Kuczynski also has been beeping at the ones who seem to be running right in front of her car. “I’ve never had to beep at squirrels before. And I’ve definitely done that four or five times this summer. It’s only July.”

Every driver at some point encounters roadkill. If it isn’t a possum, it’s a skunk, and if it isn’t a skunk, it’s a rabbit — or worse, a deer, which have been a problem here for years.

Still, in the Hamptons this summer, behavioral changes among other mammals and stagnating resources during the recession are creating a new kind of sightseeing.

“This has been a very big year for roadkill,” says Larry Penny, who heads the town of East Hampton’s natural resources department. He estimates that unintentional exterminations of the local wildlife are up 25 to 30 percent this year, but that clean-up crews haven’t beefed up accordingly.

Yes, it’s true — even folks in the idyllic Hamptons must learn to make do with less. Or, in this case, more.

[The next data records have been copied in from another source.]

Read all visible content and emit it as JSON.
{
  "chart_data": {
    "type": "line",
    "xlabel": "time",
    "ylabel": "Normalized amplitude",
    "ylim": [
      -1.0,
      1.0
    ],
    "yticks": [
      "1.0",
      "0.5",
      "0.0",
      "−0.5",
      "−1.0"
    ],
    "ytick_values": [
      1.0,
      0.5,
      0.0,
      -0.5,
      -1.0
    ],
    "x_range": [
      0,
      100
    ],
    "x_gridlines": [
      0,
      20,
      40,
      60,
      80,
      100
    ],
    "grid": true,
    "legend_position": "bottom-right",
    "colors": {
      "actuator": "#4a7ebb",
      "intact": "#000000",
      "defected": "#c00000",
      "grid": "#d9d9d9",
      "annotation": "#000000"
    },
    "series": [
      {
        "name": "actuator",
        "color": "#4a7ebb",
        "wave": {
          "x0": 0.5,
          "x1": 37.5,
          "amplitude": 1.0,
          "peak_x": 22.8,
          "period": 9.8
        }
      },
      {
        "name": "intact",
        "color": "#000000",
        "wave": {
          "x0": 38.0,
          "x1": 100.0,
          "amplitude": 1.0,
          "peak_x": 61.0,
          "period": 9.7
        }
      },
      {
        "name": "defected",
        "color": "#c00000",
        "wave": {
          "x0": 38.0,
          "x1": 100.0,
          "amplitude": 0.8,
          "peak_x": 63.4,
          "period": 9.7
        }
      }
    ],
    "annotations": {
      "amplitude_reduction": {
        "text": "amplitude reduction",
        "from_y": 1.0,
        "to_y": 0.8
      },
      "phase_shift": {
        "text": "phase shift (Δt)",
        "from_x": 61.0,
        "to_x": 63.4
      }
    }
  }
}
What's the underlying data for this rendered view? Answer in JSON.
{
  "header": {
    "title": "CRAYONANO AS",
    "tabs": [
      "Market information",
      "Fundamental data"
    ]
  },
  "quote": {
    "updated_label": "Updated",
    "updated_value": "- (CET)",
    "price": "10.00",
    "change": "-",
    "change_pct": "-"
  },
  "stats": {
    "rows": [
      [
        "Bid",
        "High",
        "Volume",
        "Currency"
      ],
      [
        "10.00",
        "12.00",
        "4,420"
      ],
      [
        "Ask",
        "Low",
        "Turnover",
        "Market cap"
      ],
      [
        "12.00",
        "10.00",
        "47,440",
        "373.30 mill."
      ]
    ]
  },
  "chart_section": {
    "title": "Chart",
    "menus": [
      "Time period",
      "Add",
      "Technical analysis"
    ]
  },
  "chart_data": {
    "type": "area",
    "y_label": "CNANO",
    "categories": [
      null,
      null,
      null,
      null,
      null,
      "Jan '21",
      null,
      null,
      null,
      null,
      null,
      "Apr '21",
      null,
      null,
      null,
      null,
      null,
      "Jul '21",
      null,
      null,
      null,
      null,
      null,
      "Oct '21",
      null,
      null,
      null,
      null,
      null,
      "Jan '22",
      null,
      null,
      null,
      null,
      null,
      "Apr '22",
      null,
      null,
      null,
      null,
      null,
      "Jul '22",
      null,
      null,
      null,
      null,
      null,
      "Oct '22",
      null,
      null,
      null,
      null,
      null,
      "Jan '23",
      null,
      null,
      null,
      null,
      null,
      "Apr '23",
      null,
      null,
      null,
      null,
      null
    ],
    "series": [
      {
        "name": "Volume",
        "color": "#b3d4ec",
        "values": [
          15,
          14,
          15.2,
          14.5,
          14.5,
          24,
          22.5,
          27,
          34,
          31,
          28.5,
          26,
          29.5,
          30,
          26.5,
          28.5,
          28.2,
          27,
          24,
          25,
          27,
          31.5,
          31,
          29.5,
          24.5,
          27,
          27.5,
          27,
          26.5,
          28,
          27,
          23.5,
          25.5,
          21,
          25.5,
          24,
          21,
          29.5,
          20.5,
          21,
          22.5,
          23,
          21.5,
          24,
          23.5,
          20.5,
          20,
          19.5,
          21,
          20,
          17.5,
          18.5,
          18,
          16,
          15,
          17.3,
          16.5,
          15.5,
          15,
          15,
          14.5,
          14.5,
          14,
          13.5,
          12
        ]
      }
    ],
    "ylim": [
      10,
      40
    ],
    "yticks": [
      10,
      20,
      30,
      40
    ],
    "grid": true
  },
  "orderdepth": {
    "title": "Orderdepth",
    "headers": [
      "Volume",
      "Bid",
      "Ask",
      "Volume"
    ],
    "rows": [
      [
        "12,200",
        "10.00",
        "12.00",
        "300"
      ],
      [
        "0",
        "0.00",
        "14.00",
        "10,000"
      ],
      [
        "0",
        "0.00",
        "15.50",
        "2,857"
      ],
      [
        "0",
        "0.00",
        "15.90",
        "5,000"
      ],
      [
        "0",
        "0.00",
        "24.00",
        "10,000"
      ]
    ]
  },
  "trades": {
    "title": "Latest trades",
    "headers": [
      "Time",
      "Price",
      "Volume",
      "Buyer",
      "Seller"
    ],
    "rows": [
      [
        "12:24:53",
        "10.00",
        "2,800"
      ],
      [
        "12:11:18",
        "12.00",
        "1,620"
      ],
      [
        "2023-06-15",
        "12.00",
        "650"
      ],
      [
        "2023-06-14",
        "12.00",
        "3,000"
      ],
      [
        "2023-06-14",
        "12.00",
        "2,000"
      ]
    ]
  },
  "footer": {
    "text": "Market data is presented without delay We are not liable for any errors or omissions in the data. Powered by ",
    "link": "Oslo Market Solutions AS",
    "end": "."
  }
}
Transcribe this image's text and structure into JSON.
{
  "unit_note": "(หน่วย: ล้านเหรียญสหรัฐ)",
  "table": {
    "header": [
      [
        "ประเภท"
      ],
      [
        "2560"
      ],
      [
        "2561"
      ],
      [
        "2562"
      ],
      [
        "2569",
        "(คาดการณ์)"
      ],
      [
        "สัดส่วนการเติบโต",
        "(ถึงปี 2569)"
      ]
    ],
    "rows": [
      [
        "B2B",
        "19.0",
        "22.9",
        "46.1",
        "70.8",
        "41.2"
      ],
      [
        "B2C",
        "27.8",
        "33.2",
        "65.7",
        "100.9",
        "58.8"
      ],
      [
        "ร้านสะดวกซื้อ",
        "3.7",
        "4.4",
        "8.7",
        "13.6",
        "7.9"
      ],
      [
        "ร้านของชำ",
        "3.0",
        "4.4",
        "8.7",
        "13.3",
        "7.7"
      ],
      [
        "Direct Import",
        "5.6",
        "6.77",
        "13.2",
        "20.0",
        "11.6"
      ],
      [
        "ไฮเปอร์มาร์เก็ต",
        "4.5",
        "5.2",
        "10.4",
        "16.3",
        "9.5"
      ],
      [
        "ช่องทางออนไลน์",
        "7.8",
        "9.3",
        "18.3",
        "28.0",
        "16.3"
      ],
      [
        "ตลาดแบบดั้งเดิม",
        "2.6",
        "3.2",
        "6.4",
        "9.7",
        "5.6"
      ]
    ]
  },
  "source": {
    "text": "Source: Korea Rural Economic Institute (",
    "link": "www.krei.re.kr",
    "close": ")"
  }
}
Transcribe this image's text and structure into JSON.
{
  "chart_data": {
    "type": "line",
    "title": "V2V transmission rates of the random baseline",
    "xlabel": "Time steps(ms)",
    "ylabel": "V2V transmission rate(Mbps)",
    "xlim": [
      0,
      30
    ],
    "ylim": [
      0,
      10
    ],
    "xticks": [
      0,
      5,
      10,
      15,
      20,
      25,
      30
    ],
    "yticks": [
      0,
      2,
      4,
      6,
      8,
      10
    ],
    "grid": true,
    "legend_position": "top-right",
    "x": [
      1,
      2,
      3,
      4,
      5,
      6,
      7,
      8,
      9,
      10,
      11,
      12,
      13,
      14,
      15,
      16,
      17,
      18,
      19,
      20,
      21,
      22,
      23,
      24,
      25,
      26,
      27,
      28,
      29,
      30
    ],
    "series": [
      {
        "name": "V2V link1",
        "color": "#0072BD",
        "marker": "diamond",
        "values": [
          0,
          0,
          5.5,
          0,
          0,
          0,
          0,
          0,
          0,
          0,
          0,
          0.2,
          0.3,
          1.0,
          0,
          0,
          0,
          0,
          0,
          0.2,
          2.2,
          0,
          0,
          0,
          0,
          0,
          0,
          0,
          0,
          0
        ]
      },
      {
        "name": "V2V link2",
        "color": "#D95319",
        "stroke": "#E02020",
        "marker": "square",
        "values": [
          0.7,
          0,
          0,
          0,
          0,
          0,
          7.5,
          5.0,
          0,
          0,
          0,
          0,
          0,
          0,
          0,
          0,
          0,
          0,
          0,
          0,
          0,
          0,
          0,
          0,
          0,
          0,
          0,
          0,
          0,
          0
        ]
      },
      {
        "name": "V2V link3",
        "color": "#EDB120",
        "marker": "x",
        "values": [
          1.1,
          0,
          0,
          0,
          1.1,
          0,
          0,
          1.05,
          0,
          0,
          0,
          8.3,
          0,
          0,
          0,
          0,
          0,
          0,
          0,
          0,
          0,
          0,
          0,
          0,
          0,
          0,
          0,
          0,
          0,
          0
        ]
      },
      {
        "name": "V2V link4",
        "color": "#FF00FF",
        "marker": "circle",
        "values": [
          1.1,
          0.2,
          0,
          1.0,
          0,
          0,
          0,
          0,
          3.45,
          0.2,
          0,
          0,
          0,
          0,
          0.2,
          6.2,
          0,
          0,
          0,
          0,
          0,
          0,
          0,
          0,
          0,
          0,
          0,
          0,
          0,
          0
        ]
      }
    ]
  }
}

“It’s not like Mexico where that same dead cow will be there for two or three weeks before someone removes the carcass,” Penny says, “but I think it’s taking a little longer to get things off the road.”

But what’s causing the increasing bloodshed in the first place?

First, an acorn shortage that has swept the Eastern End of Long Island. That means squirrels and other critters are crossing to road as they forage farther to get their food.

Second, a mange problem has depleted the fox population, according to Virginia Frati of the Wildlife Rescue Center in the Hamptons. “It’s a microscopic mite that burrows under the skin, becomes badly infected and causes them to die of dehydration and emaciation,” she says.